I have a url list. it is very huge. I want download them concurrently.
Aria2c is very good tool for this.(or concurrently curl command) But my server is crash for I/O process.
it is very high load. I want all download htmls(Htmls are very small) save to a single text file. Is it possible? Thank you very much.
while read URL
do
wget "$URL" >> download.txt # Downloading URL using wget & appending it to file: download.txt
done < urls_list.dat # Reading from a file: urls_list.dat which has list of URLs
Good use of while read. You can redirect the entire loop instead of reopening download.txt 1000 times though:
while read line
do
wget ...
done > download.txt
wget also has some features which make a loop unnecessary though
wget is able to read a list of files with -i. The -nv option is also useful, to make it still print completed files without printing all the complicated junk wget usually does.
wget -nv -i urls_list.dat > download.txt
This should be much faster than calling wget 1000 times since it is able to re-use the same connection if it's connecting to the same site. Concurrency may not be necessary ( and may not be desirable in many cases -- how fast is your connection? ) but if it is, I'd split the list into parts and use wget -i on those parts.
Since they're in the background, they have to be saved to independent files. It'd be almost impossible to guarantee the order of the output if they weren't.

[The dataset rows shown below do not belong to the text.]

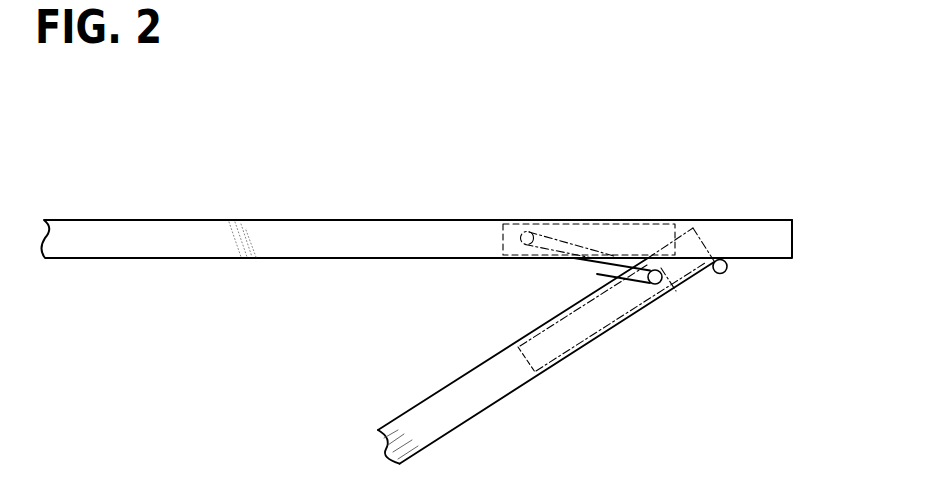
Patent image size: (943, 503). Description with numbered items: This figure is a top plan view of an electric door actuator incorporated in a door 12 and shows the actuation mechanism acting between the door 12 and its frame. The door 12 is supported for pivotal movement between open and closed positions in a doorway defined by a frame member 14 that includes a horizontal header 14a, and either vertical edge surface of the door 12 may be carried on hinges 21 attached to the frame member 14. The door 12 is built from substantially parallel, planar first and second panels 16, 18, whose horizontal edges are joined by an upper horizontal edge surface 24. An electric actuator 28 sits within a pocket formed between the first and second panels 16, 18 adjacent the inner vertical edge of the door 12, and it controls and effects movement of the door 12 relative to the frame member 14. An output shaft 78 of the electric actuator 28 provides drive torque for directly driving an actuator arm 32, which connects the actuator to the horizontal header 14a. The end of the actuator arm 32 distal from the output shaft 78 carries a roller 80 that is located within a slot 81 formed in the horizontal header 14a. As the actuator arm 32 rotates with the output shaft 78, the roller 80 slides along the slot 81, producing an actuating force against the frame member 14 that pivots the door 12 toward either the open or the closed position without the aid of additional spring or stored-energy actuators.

The door 12 is at (541, 351).
The frame member 14 is at (793, 219).
The horizontal header 14a is at (300, 219).
The first panel 16 is at (607, 334).
The second panel 18 is at (416, 407).
The hinges 21 is at (728, 266).
The upper horizontal edge surface 24 is at (488, 393).
The electric actuator 28 is at (536, 331).
The actuator arm 32 is at (604, 271).
The output shaft 78 is at (673, 284).
The roller 80 is at (528, 235).
The slot 81 is at (618, 223).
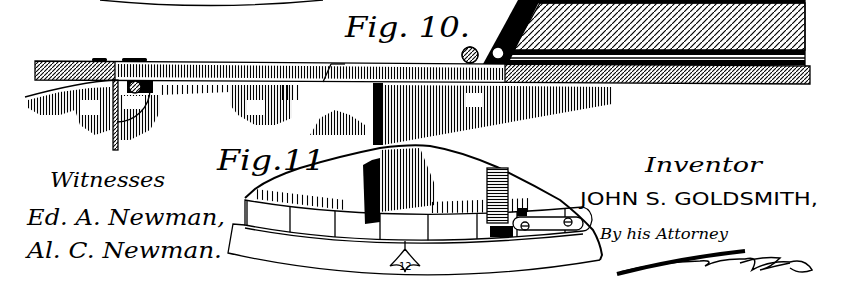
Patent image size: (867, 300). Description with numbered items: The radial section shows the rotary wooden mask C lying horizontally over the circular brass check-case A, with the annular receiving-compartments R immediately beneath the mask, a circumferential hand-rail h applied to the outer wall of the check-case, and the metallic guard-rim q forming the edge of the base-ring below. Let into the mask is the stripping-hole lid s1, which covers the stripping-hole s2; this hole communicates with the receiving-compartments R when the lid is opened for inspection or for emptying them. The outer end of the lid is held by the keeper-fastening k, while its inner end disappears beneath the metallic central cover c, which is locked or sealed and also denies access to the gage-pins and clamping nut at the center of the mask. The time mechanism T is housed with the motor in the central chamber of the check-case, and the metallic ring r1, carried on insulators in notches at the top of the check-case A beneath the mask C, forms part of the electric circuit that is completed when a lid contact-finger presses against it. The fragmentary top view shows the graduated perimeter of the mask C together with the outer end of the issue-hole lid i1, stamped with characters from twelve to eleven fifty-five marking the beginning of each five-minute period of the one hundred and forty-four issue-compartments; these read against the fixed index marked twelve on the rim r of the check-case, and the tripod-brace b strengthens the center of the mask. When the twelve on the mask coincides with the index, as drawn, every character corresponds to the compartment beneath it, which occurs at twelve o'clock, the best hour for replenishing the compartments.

In FIG. 10, the rotary mask C is at (753, 92).
In FIG. 10, the keeper-fastening k is at (119, 52).
In FIG. 10, the guard-rim q is at (208, 6).
In FIG. 10, the stripping-hole lid s1 is at (314, 64).
In FIG. 10, the stripping-hole s2 is at (343, 55).
In FIG. 10, the central cover c is at (487, 36).
In FIG. 11, the central cover c is at (423, 202).
In FIG. 10, the check-case A is at (644, 61).
In FIG. 10, the time mechanism T is at (71, 115).
In FIG. 10, the metallic ring r1 is at (138, 110).
In FIG. 10, the receiving-compartments R is at (262, 110).
In FIG. 10, the hand-rail h is at (492, 114).
In FIG. 11, the tripod-brace b is at (420, 237).
In FIG. 11, the issue-hole lid i1 is at (481, 195).
In FIG. 11, the rim r is at (536, 240).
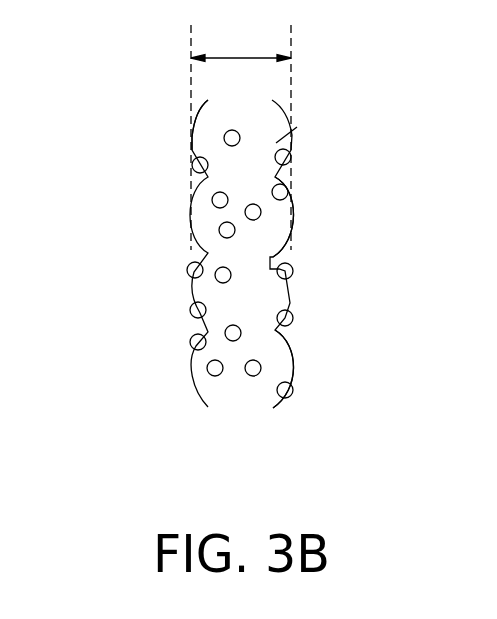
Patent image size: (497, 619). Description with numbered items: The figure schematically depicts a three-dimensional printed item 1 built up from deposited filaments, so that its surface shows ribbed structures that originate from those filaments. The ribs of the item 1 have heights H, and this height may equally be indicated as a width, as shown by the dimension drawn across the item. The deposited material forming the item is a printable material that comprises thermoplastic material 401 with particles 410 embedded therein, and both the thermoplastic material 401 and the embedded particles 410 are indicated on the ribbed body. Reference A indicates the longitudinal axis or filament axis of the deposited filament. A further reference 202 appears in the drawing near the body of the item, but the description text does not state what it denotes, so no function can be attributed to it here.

The 3D item 1 is at (366, 162).
The strip layer 202 is at (126, 248).
The thermoplastic material 401 is at (272, 211).
The particles 410 is at (207, 370).
The longitudinal axis A is at (295, 188).
The height H is at (241, 137).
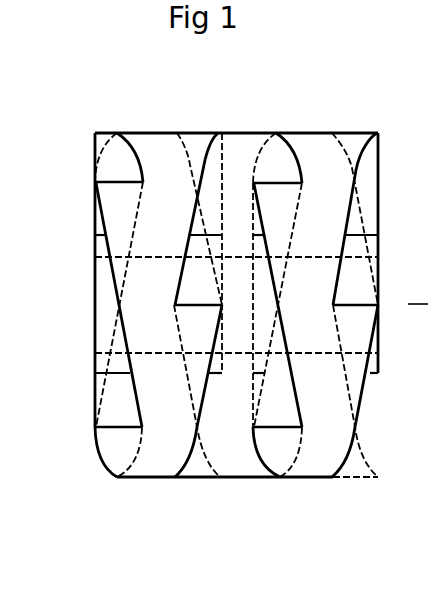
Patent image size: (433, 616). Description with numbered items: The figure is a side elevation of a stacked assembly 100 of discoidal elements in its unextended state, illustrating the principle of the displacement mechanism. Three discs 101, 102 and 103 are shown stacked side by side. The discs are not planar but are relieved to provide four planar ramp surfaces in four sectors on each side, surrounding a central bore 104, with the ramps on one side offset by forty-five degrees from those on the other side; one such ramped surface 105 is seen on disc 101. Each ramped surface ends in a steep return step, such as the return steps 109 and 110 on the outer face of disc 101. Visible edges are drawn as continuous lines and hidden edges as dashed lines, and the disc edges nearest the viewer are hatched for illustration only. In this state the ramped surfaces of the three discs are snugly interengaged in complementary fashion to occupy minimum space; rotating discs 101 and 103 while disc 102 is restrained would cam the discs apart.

The stacked assembly 100 is at (235, 133).
The disc 101 is at (130, 349).
The disc 102 is at (238, 349).
The disc 103 is at (320, 478).
The central bore 104 is at (93, 330).
The ramped surface 105 is at (95, 371).
The return step 109 is at (95, 223).
The return step 110 is at (93, 407).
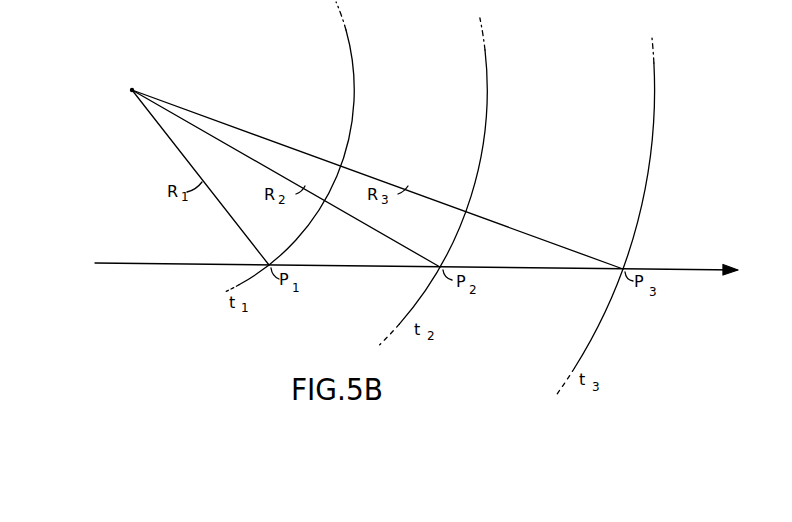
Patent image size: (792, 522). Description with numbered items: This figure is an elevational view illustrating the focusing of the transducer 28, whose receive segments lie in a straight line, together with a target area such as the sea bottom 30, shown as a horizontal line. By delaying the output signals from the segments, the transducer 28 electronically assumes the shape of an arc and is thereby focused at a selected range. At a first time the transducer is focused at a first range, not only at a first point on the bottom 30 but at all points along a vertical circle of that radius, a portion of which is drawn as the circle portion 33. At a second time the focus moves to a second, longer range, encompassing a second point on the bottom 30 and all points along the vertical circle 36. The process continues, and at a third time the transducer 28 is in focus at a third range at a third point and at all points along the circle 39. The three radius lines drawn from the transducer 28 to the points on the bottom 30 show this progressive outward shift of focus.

The transducer 28 is at (130, 89).
The sea bottom 30 is at (136, 262).
The vertical circle portion 33 is at (359, 89).
The vertical circle 36 is at (489, 90).
The circle 39 is at (657, 92).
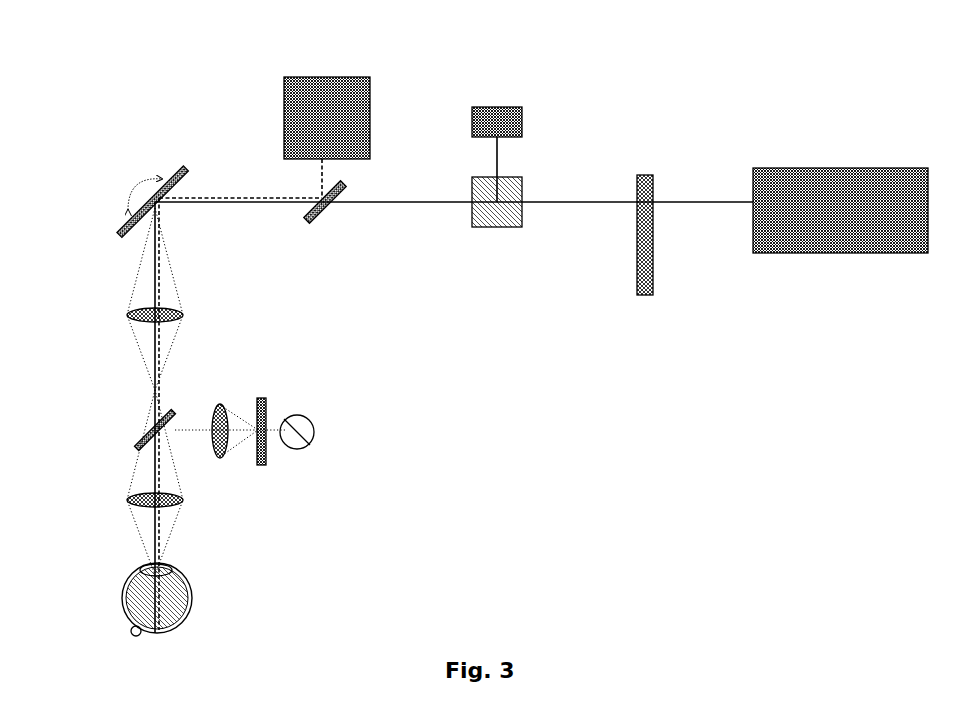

I'd try splitting the file into many chunks for wget -i to handle independently. This will allow them to be concurrent without such an overwhelming number of files.
#!/bin/sh
# Calculate how many lines among n processes, 10 default
MAXPROC=${2:-10}
# Count lines first
LINES=$(wc -l < $1 )
# Divide lines by processes
let LINES=LINES/MAXPROC
# Split file into 10 chunks xaa, xab, ...
split -l $LINES < $1
# Loop over xaa, xab, ...
for FILE in x*
do
# Download one set of files from $FILE into $FILE.out in background
wget -nv -i "$FILE" -O - > $FILE.out 2> $FILE.err &
done
wait # Wait for all processes to finish
# Assemble files in order
cat x*.out
cat x*.err >&2
# Remove temporary files
rm x*